Data Integrity

Integrity constraints over relations

•      A database is only as good as the information stored in it

•      A DBMS must help prevent the entry of incorrect information

•      An integrity constraint is a condition specified on the schema that restricts the data that can be stored

•      Integrity constraints are specified when you create tables in using SQL’s Data Definition Language (DDL)

 

Types of Integrity constrains

•      Application based constraints
        (semantic integrity constraints)

•      Schema-based Constraints
        (can be specified in the DDL)

–   Types of general constraints

•   Domain Constraint—must be atomic values

•   Key Constraint

•   Entity Integrity Constraint

•   Referential Integrity Constraint

 

Key Constraints

•      First we need to look at types of keys

–   Superkey

•   Any set of attributes in a relation that make a tuple unique

–   Candidate key

–   Primary Key

–   Foreign Key

 

•      Formal definition of Candidate Key

–   Let R be a relation with attributes A1, A2,...,An.

–   Let K (the candidate key)  be a set of attributes of R;
                          K = {Ai, Aj,...,Ak}

•      K is a candidate key of R if and only if the following two properties are satisfied:

–    Uniqueness - At any given time, no two tuples of R have the same value for Ai,  Aj,..., and Ak.

–    Minimality - None of Ai, Aj,...Ak can be discarded from K without destroying the uniqueness property.

•      These two properties must be time independent.

 

Primary key

•      Choosing a primary key from the candidate keys is arbitrary

•      Primary keys are the only tuple-level addressing mechanism within the relation model.

•      Key integrity constraint states that
       
a tuple must have a Primary Key that
        is unique and minimal

•      Entity integrity constraint states that
         the Primary Key must not be NULL

•      All DBMS support this constraint

•      These constraints are specified on individual relations.

 

Foreign key

•      Specifies a constraint between two relations

Formal definition of a Foreign Key

•      Foreign Key is a set of attributes
        FK = {A1, A2,...An}

•      FK is a foreign key of R1 if it satisfies two rules:

–    1.  FK has the same domain as the PRIMARY KEY of R2

•    We say FK refers to the relation R2

–    2.  A value of FK must occur as a value of the PRIMARY KEY

•    or the FK may be NULL.

 

Note about foreign keys:

•      The foreign key must refer to a primary key; they must have the same domain.

•      The foreign key does not have to be a primary key.

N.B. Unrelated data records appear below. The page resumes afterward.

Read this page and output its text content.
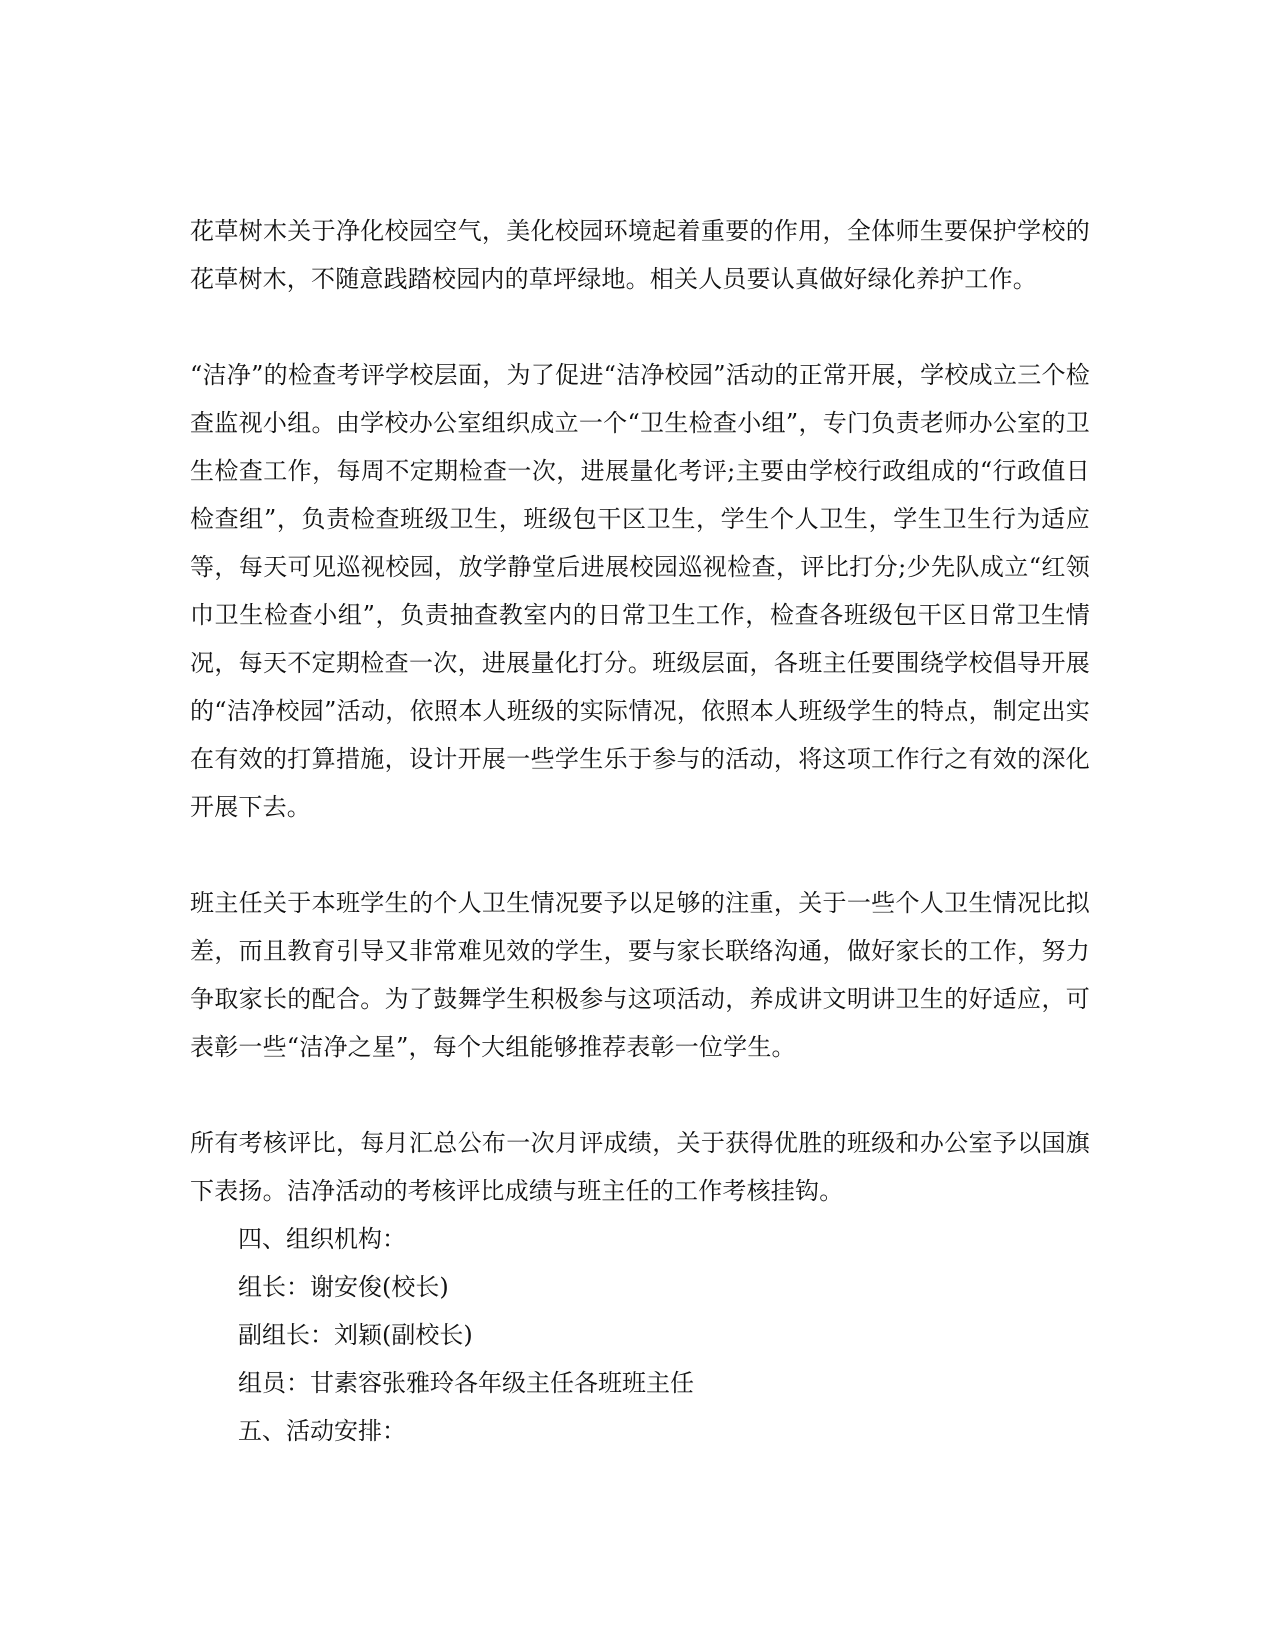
花草树木关于净化校园空气，美化校园环境起着重要的作用，全体师生要保护学校的花草树木，不随意践踏校园内的草坪绿地。相关人员要认真做好绿化养护工作。

“洁净”的检查考评学校层面，为了促进“洁净校园”活动的正常开展，学校成立三个检查监视小组。由学校办公室组织成立一个“卫生检查小组”，专门负责老师办公室的卫生检查工作，每周不定期检查一次，进展量化考评;主要由学校行政组成的“行政值日检查组”，负责检查班级卫生，班级包干区卫生，学生个人卫生，学生卫生行为适应等，每天可见巡视校园，放学静堂后进展校园巡视检查，评比打分;少先队成立“红领巾卫生检查小组”，负责抽查教室内的日常卫生工作，检查各班级包干区日常卫生情况，每天不定期检查一次，进展量化打分。班级层面，各班主任要围绕学校倡导开展的“洁净校园”活动，依照本人班级的实际情况，依照本人班级学生的特点，制定出实在有效的打算措施，设计开展一些学生乐于参与的活动，将这项工作行之有效的深化开展下去。

班主任关于本班学生的个人卫生情况要予以足够的注重，关于一些个人卫生情况比拟差，而且教育引导又非常难见效的学生，要与家长联络沟通，做好家长的工作，努力争取家长的配合。为了鼓舞学生积极参与这项活动，养成讲文明讲卫生的好适应，可表彰一些“洁净之星”，每个大组能够推荐表彰一位学生。

所有考核评比，每月汇总公布一次月评成绩，关于获得优胜的班级和办公室予以国旗下表扬。洁净活动的考核评比成绩与班主任的工作考核挂钩。

四、组织机构：

组长：谢安俊(校长)

副组长：刘颖(副校长)

组员：甘素容张雅玲各年级主任各班班主任

五、活动安排：
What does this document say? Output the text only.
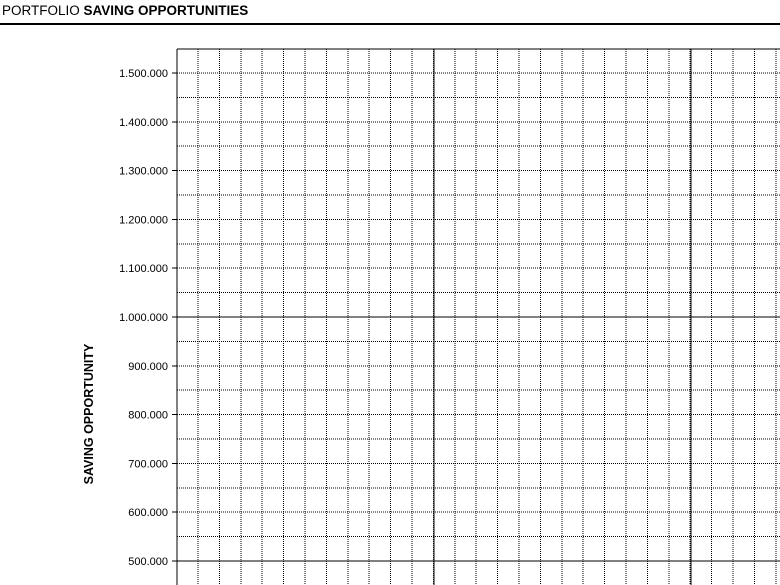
PORTFOLIO SAVING OPPORTUNITIES
1.500.000
1.400.000
1.300.000
1.200.000
1.100.000
1.000.000
900.000
800.000
700.000
600.000
500.000
SAVING OPPORTUNITY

•      The foreign key can be NULL.

•      A foreign key can refer to its own relation.   

–   R1 and R2 need not be distinct.

•      You must specify two things for a foreign key:
        1) the attribute name(s)
        2) the relation to which it refers.

•       Foreign to primary key matches represent the glue that holds the database together.

•      Look at the foreign keys in company DB.

 

The Company Database foreign keys

•      dept_location.dnumber references department

•      department.mgrssn  references employee

•      works_on.essn references employee

•      works_on.pno references project

•      project.dnum references department

•      dependent.essn references employee

•      employee.dno  references department

•      employee.superssn  references employee

 

Summary of constraints on a Relational Database

•      Domain Constraint

–   The value of each attribute A must be an atomic value from the domain for that attribute.

•      Key Constraint

–   A primary key must be unique and minimal.

•      Entity Integrity Constraint

–   No primary key value can be NULL

•      Referential Integrity Constraint

–   The value of a foreign key must match a value of the primary key in the relation to which it refers.

 

Constraints violations caused by data manipulation

•      Manipulation is divided into retrievals or updates

–    Since retrievals don’t change anything, they do not violate constraints

•      There are three basic update operations:

–    Insert a tuple or tuples

•    Can violate any of the four types of constraints

–    Delete a tuple or tuples

•    Can modify only the referential integrity constraint

–    Modify a tuple or tuples

•    Usually the only problems occur when a primary or foreign key is modified.

 

Violations?

•      Tell which constraint they violate, if any. Choices:

–     Key ConstraintA primary key must be unique and minimal.

–     Entity Integrity Constraint No primary key value can be NULL

–     Referential Integrity Constraint  Foreign key violation

 

•      Insert <'Product A', 4, 'Belaire', 2> into project

•      Update the DNO of the employee tuple with ssn = 999887777 to 7.

•      Update the ssn of the employee tuple with ssn = 999887777 to 987654321

•      Delete the works_on tuple with essn=999887777 and pno = 10.

•      Insert <’Production', 4, '943775543'', '01-oct-88'> into department

•      Delete the employee tuple with  ssn = '987654321'.

•      Insert <'453453453', 'John', 'M', '12-dec-60', 'spouse'> into dependent.

•      Delete the project tuple with pno = 10

 

What if updates violate the integrity constraints?

•      Two choices:

•      1) Reject the operation that would result in an illegal state.

•      2) Accept the operation, cascade the results to keep the DB legal.